Gameplay Journal Entry #2

Kaylie White
2 min readJan 27, 2021
Let’s Play Video of Planet Coaster (not original content).

This week, I played Planet Coaster (2016) after feeling a bit nostalgic for the Roller Coaster Tycoon series. These are “construction and management simulation games”, more commonly known as part of the tycoon genre. As a kid, I was drawn to these games because I loved how much control I had over the design of the map. When I first played Planet Coaster, it was so exciting to learn how far the freedom of creativity had come for this “series” and I observed some interesting parallels in gameplay with the practice of game development.
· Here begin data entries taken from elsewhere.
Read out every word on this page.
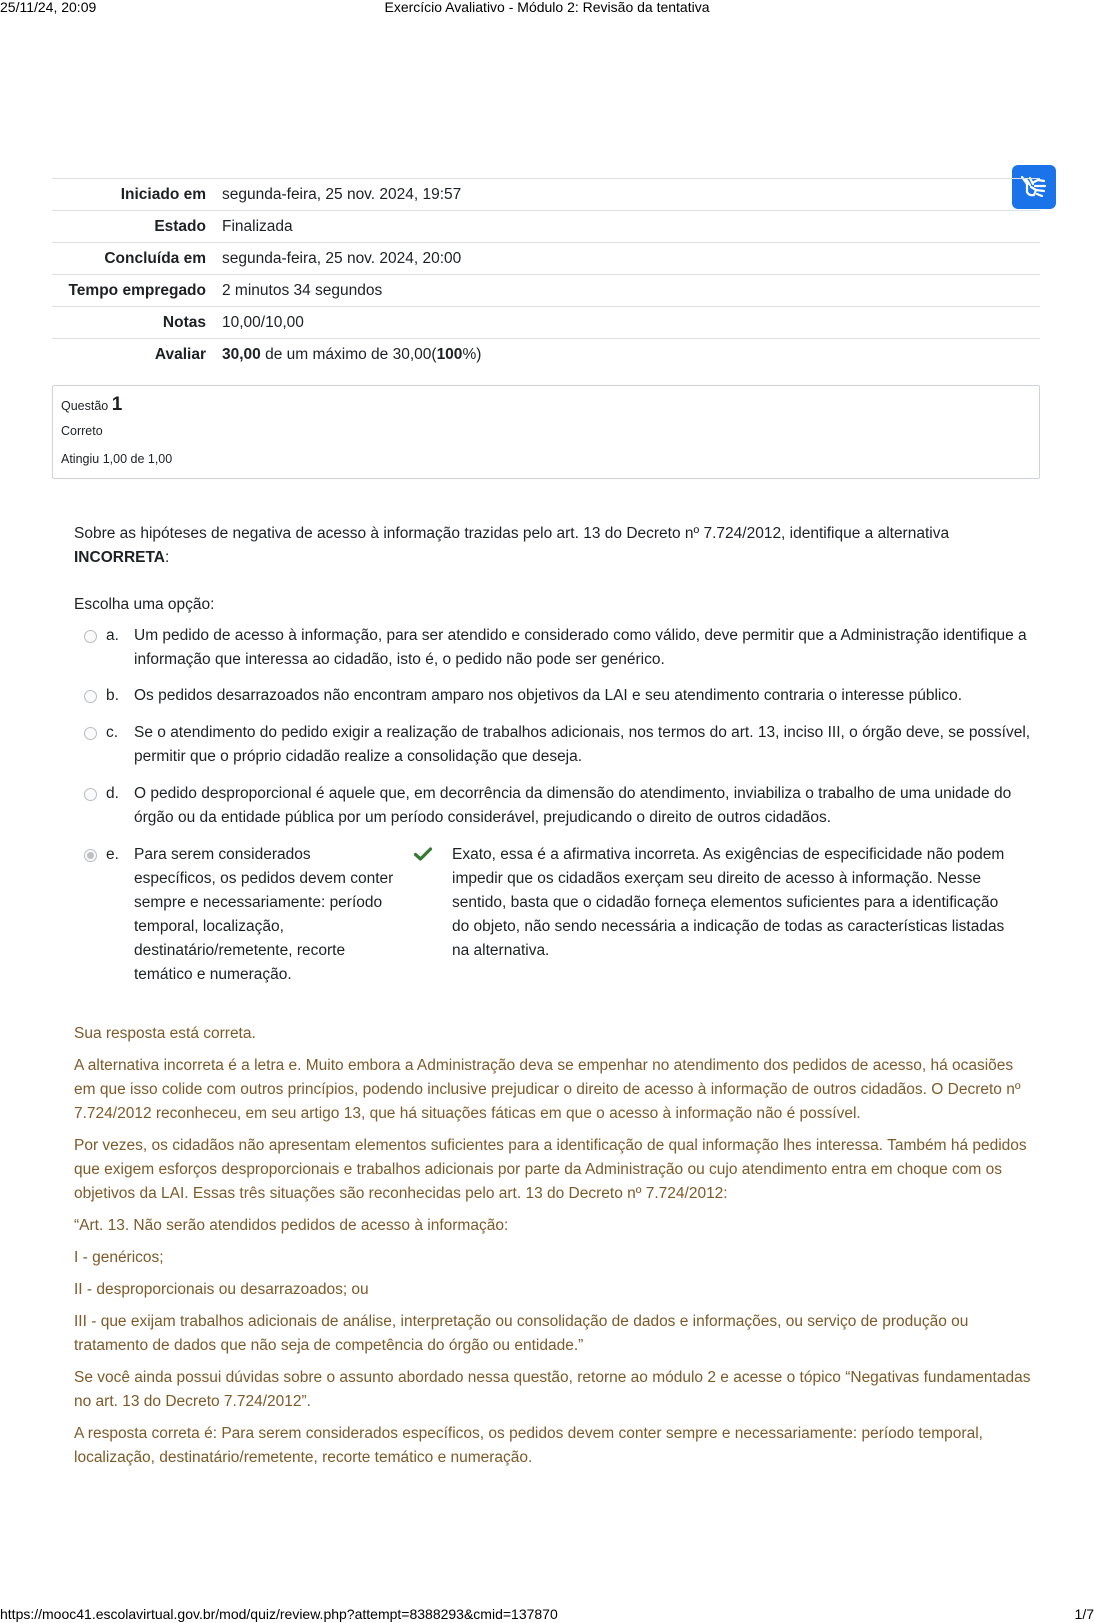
25/11/24, 20:09	Exercício Avaliativo - Módulo 2: Revisão da tentativa
Iniciado em	segunda-feira, 25 nov. 2024, 19:57
Estado	Finalizada
Concluída em	segunda-feira, 25 nov. 2024, 20:00
Tempo empregado	2 minutos 34 segundos
Notas	10,00/10,00
Avaliar	30,00 de um máximo de 30,00(100%)
Questão 1
Correto
Atingiu 1,00 de 1,00
Sobre as hipóteses de negativa de acesso à informação trazidas pelo art. 13 do Decreto nº 7.724/2012, identifique a alternativa INCORRETA:
Escolha uma opção:
a. Um pedido de acesso à informação, para ser atendido e considerado como válido, deve permitir que a Administração identifique a informação que interessa ao cidadão, isto é, o pedido não pode ser genérico.
b. Os pedidos desarrazoados não encontram amparo nos objetivos da LAI e seu atendimento contraria o interesse público.
c. Se o atendimento do pedido exigir a realização de trabalhos adicionais, nos termos do art. 13, inciso III, o órgão deve, se possível, permitir que o próprio cidadão realize a consolidação que deseja.
d. O pedido desproporcional é aquele que, em decorrência da dimensão do atendimento, inviabiliza o trabalho de uma unidade do órgão ou da entidade pública por um período considerável, prejudicando o direito de outros cidadãos.
e. Para serem considerados específicos, os pedidos devem conter sempre e necessariamente: período temporal, localização, destinatário/remetente, recorte temático e numeração.
Exato, essa é a afirmativa incorreta. As exigências de especificidade não podem impedir que os cidadãos exerçam seu direito de acesso à informação. Nesse sentido, basta que o cidadão forneça elementos suficientes para a identificação do objeto, não sendo necessária a indicação de todas as características listadas na alternativa.

Sua resposta está correta.

A alternativa incorreta é a letra e. Muito embora a Administração deva se empenhar no atendimento dos pedidos de acesso, há ocasiões em que isso colide com outros princípios, podendo inclusive prejudicar o direito de acesso à informação de outros cidadãos. O Decreto nº 7.724/2012 reconheceu, em seu artigo 13, que há situações fáticas em que o acesso à informação não é possível.

Por vezes, os cidadãos não apresentam elementos suficientes para a identificação de qual informação lhes interessa. Também há pedidos que exigem esforços desproporcionais e trabalhos adicionais por parte da Administração ou cujo atendimento entra em choque com os objetivos da LAI. Essas três situações são reconhecidas pelo art. 13 do Decreto nº 7.724/2012:

“Art. 13. Não serão atendidos pedidos de acesso à informação:

I - genéricos;

II - desproporcionais ou desarrazoados; ou

III - que exijam trabalhos adicionais de análise, interpretação ou consolidação de dados e informações, ou serviço de produção ou tratamento de dados que não seja de competência do órgão ou entidade.”

Se você ainda possui dúvidas sobre o assunto abordado nessa questão, retorne ao módulo 2 e acesse o tópico “Negativas fundamentadas no art. 13 do Decreto 7.724/2012”.

A resposta correta é: Para serem considerados específicos, os pedidos devem conter sempre e necessariamente: período temporal, localização, destinatário/remetente, recorte temático e numeração.

https://mooc41.escolavirtual.gov.br/mod/quiz/review.php?attempt=8388293&cmid=137870	1/7
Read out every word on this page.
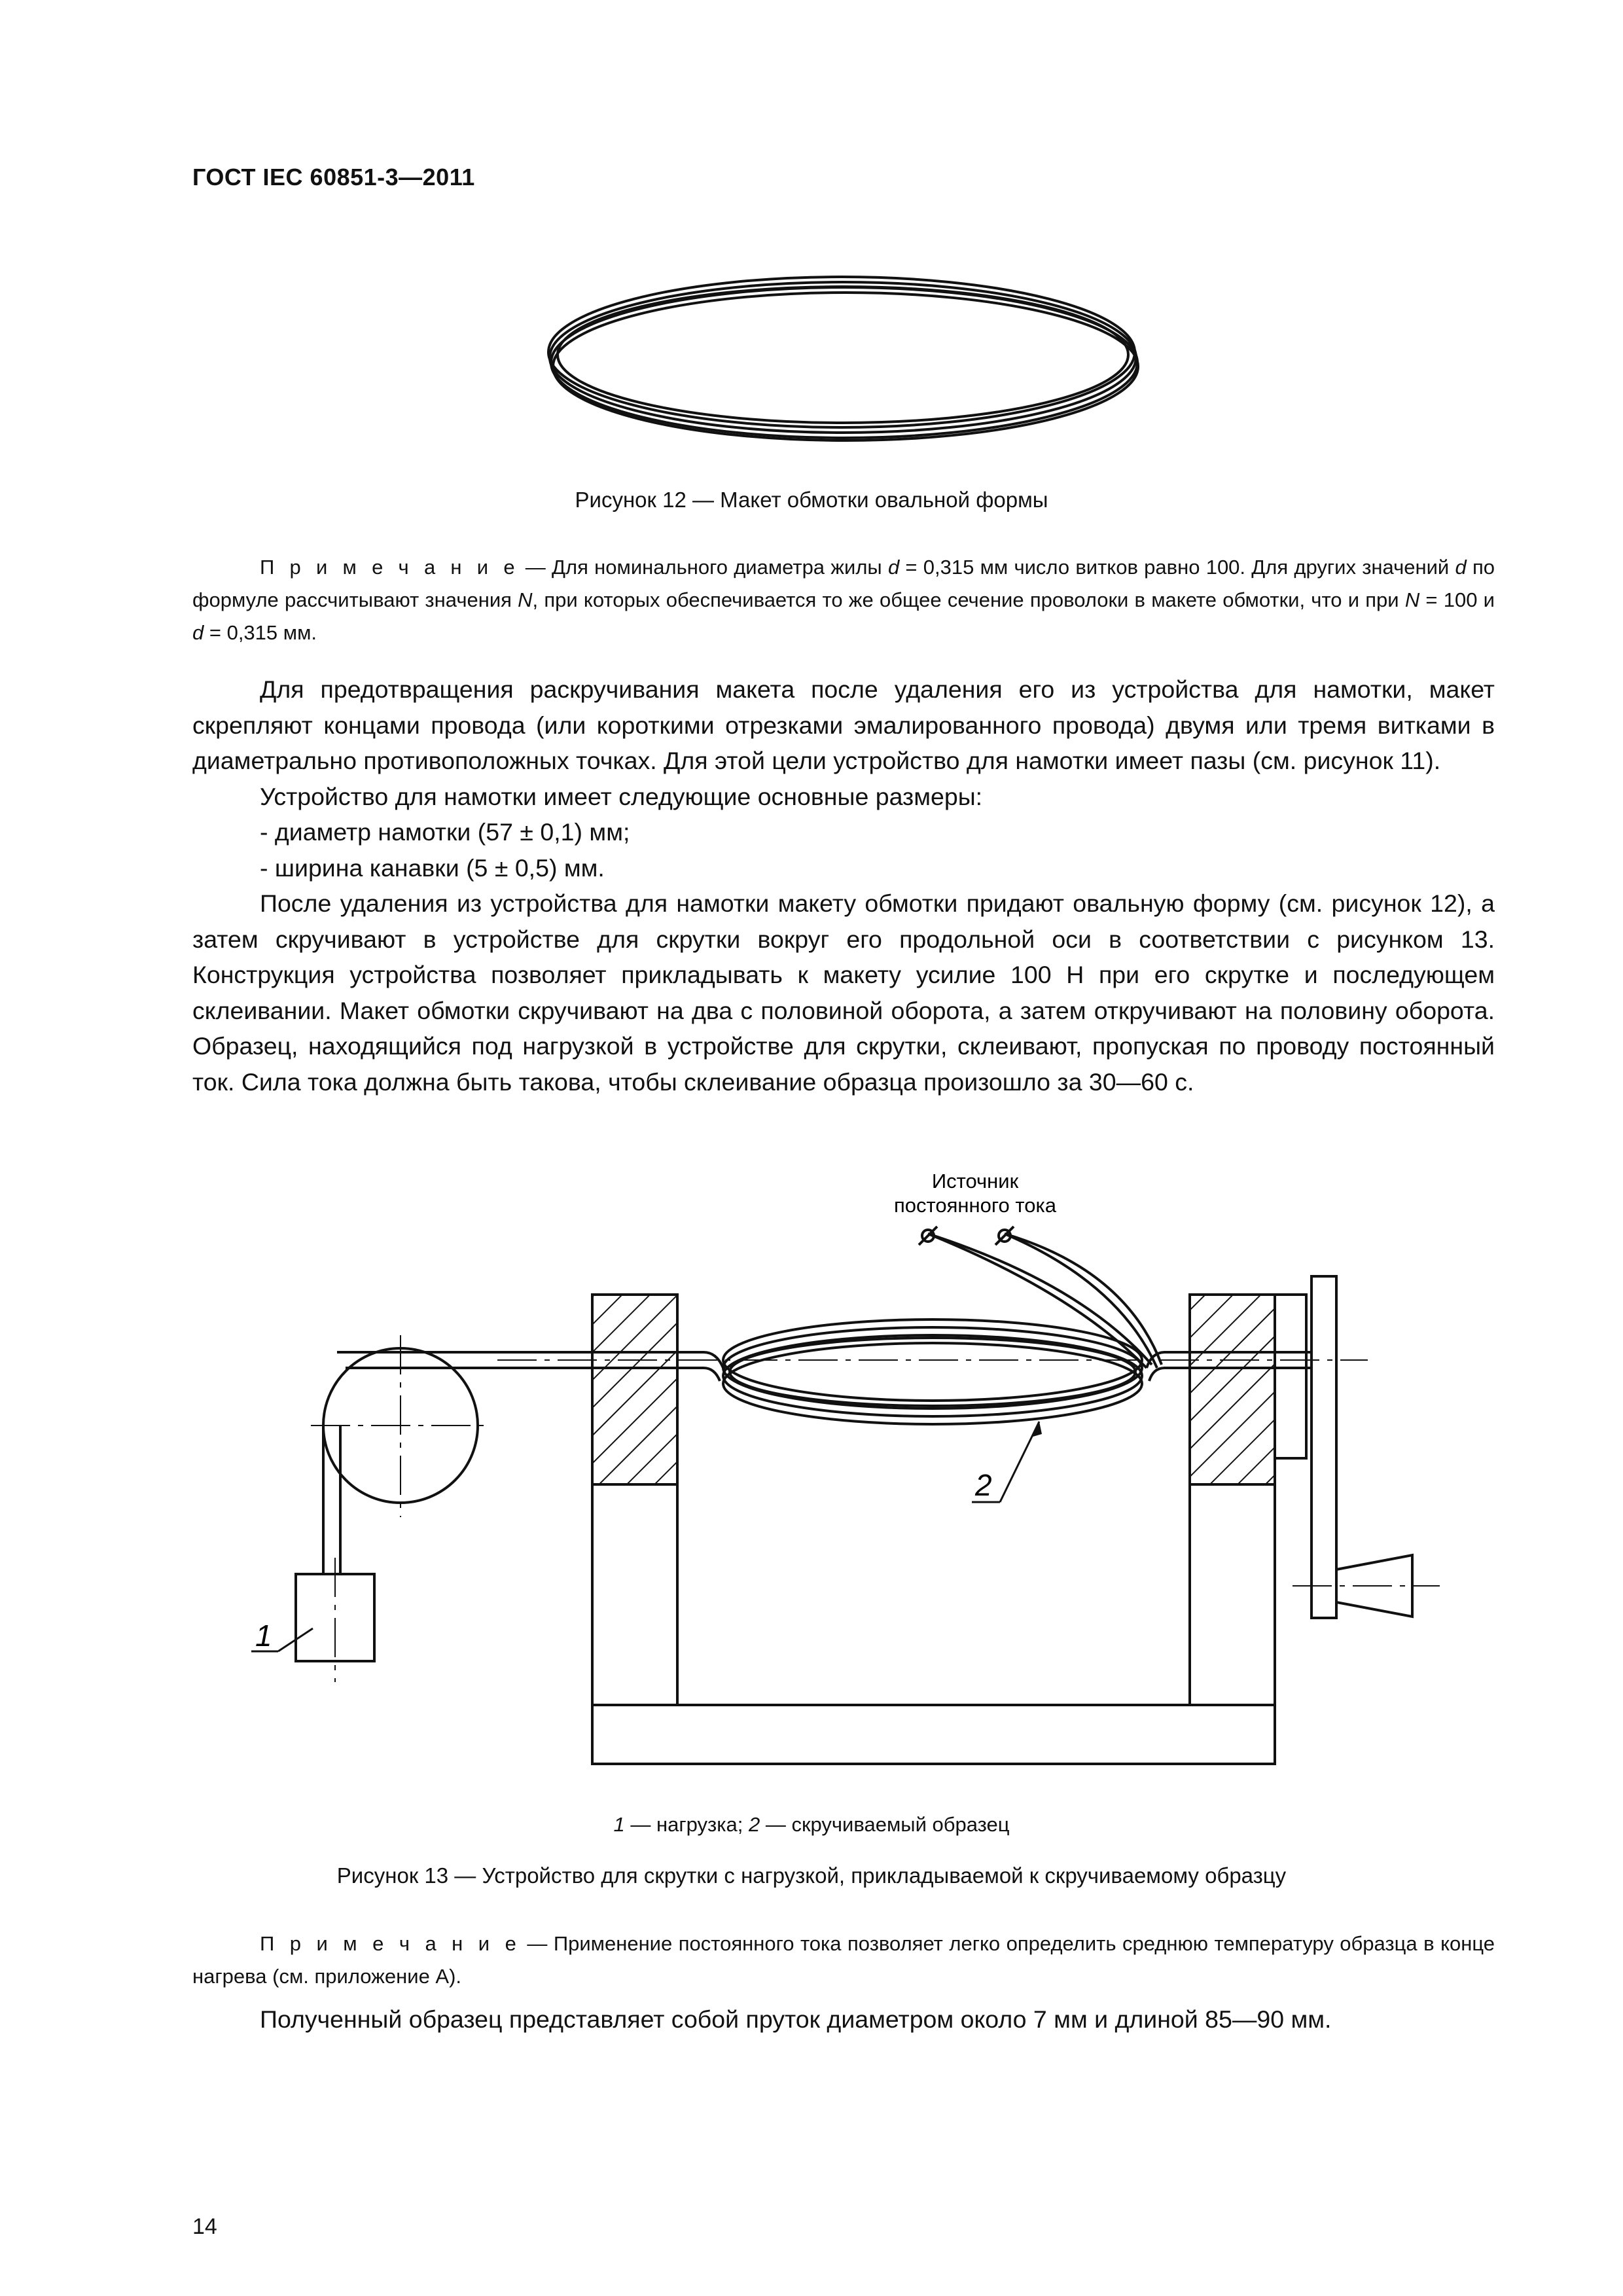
ГОСТ IEC 60851-3—2011
Рисунок 12 — Макет обмотки овальной формы
П р и м е ч а н и е — Для номинального диаметра жилы d = 0,315 мм число витков равно 100. Для других значений d по формуле рассчитывают значения N, при которых обеспечивается то же общее сечение проволоки в макете обмотки, что и при N = 100 и d = 0,315 мм.
Для предотвращения раскручивания макета после удаления его из устройства для намотки, макет скрепляют концами провода (или короткими отрезками эмалированного провода) двумя или тремя витками в диаметрально противоположных точках. Для этой цели устройство для намотки имеет пазы (см. рисунок 11).
Устройство для намотки имеет следующие основные размеры:
- диаметр намотки (57 ± 0,1) мм;
- ширина канавки (5 ± 0,5) мм.
После удаления из устройства для намотки макету обмотки придают овальную форму (см. рисунок 12), а затем скручивают в устройстве для скрутки вокруг его продольной оси в соответствии с рисунком 13. Конструкция устройства позволяет прикладывать к макету усилие 100 Н при его скрутке и последующем склеивании. Макет обмотки скручивают на два с половиной оборота, а затем откручивают на половину оборота. Образец, находящийся под нагрузкой в устройстве для скрутки, склеивают, пропуская по проводу постоянный ток. Сила тока должна быть такова, чтобы склеивание образца произошло за 30—60 с.
Источник
постоянного тока
2
1
1 — нагрузка; 2 — скручиваемый образец
Рисунок 13 — Устройство для скрутки с нагрузкой, прикладываемой к скручиваемому образцу
П р и м е ч а н и е — Применение постоянного тока позволяет легко определить среднюю температуру образца в конце нагрева (см. приложение А).
Полученный образец представляет собой пруток диаметром около 7 мм и длиной 85—90 мм.
14
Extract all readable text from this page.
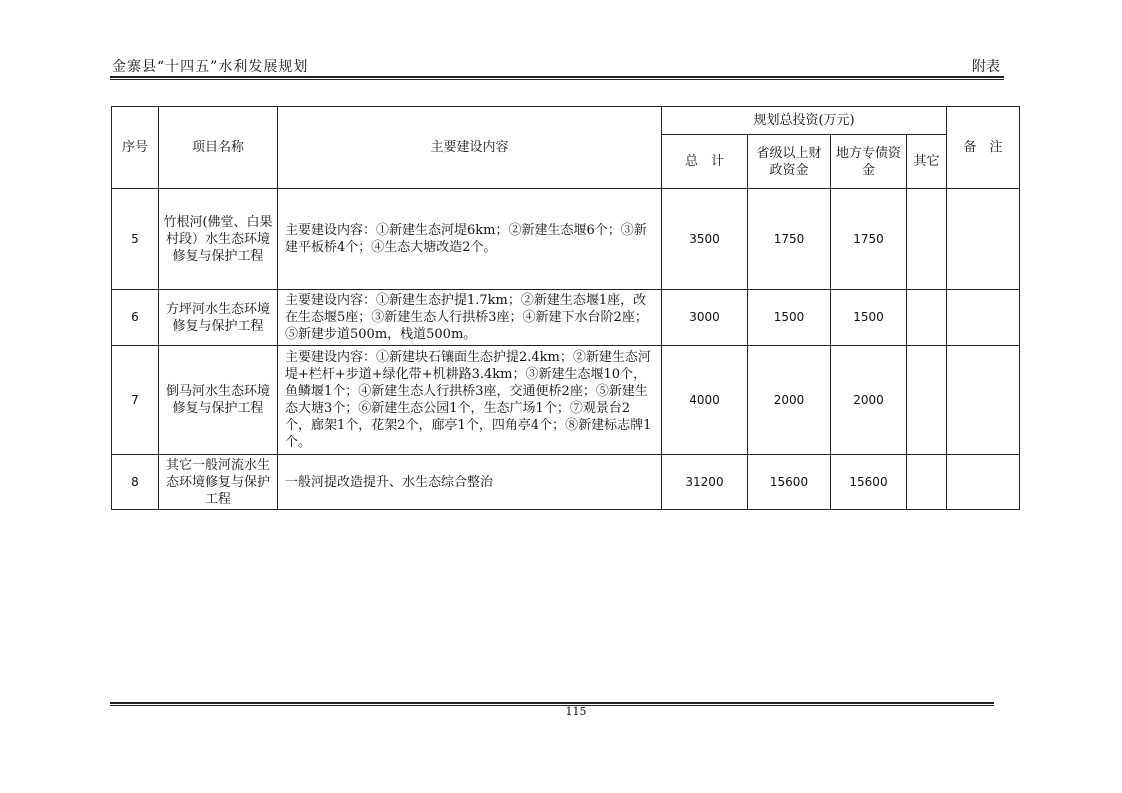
金寨县“十四五”水利发展规划	附表
序号	项目名称	主要建设内容	规划总投资(万元)				备　注
			总　计	省级以上财政资金	地方专债资金	其它	
5	竹根河(佛堂、白果村段）水生态环境修复与保护工程	主要建设内容：①新建生态河堤6km；②新建生态堰6个；③新建平板桥4个；④生态大塘改造2个。	3500	1750	1750		
6	方坪河水生态环境修复与保护工程	主要建设内容：①新建生态护提1.7km；②新建生态堰1座，改在生态堰5座；③新建生态人行拱桥3座；④新建下水台阶2座；⑤新建步道500m，栈道500m。	3000	1500	1500		
7	倒马河水生态环境修复与保护工程	主要建设内容：①新建块石镶面生态护提2.4km；②新建生态河堤+栏杆+步道+绿化带+机耕路3.4km；③新建生态堰10个，鱼鳞堰1个；④新建生态人行拱桥3座，交通便桥2座；⑤新建生态大塘3个；⑥新建生态公园1个，生态广场1个；⑦观景台2个，廊架1个，花架2个，廊亭1个，四角亭4个；⑧新建标志牌1个。	4000	2000	2000		
8	其它一般河流水生态环境修复与保护工程	一般河提改造提升、水生态综合整治	31200	15600	15600		
115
I noticed how similar scaling, rotating, and moving objects in Planet Coaster was to performing the same operations in Unity and landscaping terrain and placing trees felt not unlike playing with an asset pack in UE4. The options for customization go even further, though — I have not yet tried it out, but you can import any 3D model (.fbx) into Planet Coaster for use in your park using the game’s Thememaker’s Toolkit feature. All player creations, using original models and/or Planet Coaster base objects, can be shared and downloaded by other players through Steam Workshop. Overall, it appears Frontier supports their creative fanbase by providing them with the tools they need to achieve their wildest dreams.

Planet Coaster was published by Frontier Developments for Microsoft Windows in 2016. Cobra engine, Frontier’s in-house engine, has been used for Planet Coaster in addition to other genre titles including Planet Zoo (2019), Jurassic World Evolution (2018), and my childhood favorite, Roller Coaster Tycoon 3 (2004). While no two of these well-received titles look exactly the same, they share many core gameplay features (mainly within management and building) and prove Frontier has created a successful model using Planet Coaster as a modern prototype. Their ability to continue raising the standards of this genre while still using and advancing the same engine that played a role in defining it is lends credibility to the Cobra engine’s extensibility.

By some definitions, Planet Coaster can maybe be considered an engine within an engine. “At its heart, the game engine is also a particular way of organizing the structure of computer game software; this structure separates execution of core functionality by the game engine from the creative assets that define the play space or “content” of a specific game title (Lowood, 2016).” If the creative assets are user-generated and/or user-arranged in the play space and interact based on functionalities defined by the engine, then the user has contributed in some aspect to the development process and has used the “engine”, by definition. This extension of Cobra allows it to sort of grow organically without bounds as users are given the option to make major modifications within the games it produces.

References

Lowood, Henry. “Game Engine.” Debugging Game History: A Critical Lexicon, by A. C. Deger et al., The MIT Press, 2016, pp. 203–209.